The growing acceptance of this multidimensional approach to wellness has been tied to a change in the popular conception of health and wellness (Medina-Muñoz and Medina-Muñoz, 2013), the stressful nature of modern society (Frow and Payne, 2009), the prospects of social tourism (Diekmann and McCabe, 2016; Morgan et al., 2015; McCabe et al., 2010), the relationship between co-creation and well-being (Dekhili and Hallem, 2020) and to the well-being of workers through tourism experience (Lee et al., 2018). As the conceptual paradigm of wellness tourism is gradually being modified, the concept is evolving from a traditional view of health (Kamassi et al., 2020; Heung and Kucukusta, 2013; Smith and Puczkó, 2008) to a holistic wellness orientation (Kazakov and Oyner, 2020; Dillette et al., 2020; GWI, 2018; Stará and Peterson, 2017; Pyke et al., 2016; Smith and Kelly, 2006).
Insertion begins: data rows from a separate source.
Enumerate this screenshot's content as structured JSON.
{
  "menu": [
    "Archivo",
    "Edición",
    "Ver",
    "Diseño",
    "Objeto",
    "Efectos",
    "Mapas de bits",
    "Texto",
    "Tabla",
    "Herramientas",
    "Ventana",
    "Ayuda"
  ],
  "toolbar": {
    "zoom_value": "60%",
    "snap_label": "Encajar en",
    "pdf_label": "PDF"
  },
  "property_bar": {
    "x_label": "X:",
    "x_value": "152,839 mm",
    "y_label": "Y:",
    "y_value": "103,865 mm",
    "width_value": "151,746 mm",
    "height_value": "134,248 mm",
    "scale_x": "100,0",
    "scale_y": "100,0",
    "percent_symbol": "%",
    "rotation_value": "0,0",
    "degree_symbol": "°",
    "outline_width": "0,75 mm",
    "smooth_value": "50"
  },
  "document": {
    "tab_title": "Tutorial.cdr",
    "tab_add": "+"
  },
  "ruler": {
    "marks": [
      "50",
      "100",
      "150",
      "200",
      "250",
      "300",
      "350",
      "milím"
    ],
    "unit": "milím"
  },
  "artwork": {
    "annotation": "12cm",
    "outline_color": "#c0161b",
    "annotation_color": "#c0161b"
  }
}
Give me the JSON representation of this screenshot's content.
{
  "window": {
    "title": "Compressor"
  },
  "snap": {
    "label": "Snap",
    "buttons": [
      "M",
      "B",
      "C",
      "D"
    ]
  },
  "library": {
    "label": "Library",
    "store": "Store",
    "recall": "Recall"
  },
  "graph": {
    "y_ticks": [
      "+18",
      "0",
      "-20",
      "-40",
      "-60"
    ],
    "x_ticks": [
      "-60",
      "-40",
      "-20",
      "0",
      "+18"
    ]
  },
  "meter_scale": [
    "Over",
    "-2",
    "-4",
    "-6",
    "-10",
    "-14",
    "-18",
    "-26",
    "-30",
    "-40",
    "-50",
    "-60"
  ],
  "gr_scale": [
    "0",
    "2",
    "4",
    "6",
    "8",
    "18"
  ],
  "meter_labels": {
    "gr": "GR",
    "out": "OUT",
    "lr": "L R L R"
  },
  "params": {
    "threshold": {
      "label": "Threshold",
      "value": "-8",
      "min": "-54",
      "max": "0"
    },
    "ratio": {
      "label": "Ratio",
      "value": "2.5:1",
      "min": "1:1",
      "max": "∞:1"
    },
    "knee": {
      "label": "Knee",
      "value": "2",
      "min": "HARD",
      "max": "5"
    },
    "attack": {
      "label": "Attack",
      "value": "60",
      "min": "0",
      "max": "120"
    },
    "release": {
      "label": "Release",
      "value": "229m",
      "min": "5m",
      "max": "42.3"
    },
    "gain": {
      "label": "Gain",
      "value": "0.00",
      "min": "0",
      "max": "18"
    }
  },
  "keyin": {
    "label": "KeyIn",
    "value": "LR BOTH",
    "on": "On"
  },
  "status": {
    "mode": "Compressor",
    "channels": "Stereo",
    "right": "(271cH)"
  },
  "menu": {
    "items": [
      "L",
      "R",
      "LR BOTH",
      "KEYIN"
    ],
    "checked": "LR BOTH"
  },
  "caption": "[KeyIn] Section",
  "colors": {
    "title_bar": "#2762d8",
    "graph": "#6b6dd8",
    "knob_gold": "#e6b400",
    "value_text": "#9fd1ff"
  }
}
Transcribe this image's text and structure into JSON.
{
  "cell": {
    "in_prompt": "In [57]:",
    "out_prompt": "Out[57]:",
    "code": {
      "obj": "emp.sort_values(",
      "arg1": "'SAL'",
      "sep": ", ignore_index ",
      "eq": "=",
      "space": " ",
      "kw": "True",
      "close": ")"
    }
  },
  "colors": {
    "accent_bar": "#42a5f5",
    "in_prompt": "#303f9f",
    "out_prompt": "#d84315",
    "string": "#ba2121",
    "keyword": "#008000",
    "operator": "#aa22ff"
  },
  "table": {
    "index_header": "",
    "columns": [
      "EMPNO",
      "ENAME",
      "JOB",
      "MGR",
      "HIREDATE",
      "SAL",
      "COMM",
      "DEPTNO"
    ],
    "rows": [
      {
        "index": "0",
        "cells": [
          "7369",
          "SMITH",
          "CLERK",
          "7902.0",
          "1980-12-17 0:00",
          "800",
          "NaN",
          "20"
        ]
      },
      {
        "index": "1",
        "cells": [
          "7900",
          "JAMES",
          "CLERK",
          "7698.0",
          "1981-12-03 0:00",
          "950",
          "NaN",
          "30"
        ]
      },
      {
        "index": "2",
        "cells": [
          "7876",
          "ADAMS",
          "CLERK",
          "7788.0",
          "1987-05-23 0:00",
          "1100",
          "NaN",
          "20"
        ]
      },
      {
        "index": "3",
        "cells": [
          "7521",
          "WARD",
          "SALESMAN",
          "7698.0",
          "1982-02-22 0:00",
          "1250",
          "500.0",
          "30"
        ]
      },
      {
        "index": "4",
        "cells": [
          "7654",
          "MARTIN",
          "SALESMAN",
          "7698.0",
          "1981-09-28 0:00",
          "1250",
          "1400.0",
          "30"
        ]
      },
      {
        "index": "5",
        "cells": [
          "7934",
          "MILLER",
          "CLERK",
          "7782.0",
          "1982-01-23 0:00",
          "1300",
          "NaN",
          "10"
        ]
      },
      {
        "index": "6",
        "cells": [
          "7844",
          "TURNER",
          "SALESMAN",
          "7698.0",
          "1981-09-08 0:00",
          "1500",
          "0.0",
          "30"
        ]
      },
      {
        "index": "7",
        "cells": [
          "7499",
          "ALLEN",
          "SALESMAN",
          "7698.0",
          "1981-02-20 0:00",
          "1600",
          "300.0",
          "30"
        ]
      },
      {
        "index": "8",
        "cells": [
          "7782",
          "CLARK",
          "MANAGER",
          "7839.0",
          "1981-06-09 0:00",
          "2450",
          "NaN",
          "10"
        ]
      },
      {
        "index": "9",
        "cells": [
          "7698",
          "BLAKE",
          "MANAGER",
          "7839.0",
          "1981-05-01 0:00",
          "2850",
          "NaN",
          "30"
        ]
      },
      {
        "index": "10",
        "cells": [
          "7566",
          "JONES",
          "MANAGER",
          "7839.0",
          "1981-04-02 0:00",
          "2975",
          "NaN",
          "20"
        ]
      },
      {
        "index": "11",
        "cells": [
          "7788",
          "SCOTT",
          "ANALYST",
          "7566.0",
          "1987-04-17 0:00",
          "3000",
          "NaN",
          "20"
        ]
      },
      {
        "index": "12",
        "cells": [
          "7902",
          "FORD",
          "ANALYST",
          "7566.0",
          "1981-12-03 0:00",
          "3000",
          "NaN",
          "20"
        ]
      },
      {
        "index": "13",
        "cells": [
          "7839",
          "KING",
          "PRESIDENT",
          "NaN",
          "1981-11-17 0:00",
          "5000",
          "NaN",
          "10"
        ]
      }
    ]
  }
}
The main body of literature on wellness tourism has focused on three different dimensions (Hartwell et al., 2018): on health and well-being tourism destinations, on the impact of tourism on tourists’ health and well-being, and its impact on destination communities’ health and well-being. If we set aside those studies that analyze the impact of wellness tourism on destination communities (Wang et al., 2020; Uysal et al., 2016), we find two principal types of study.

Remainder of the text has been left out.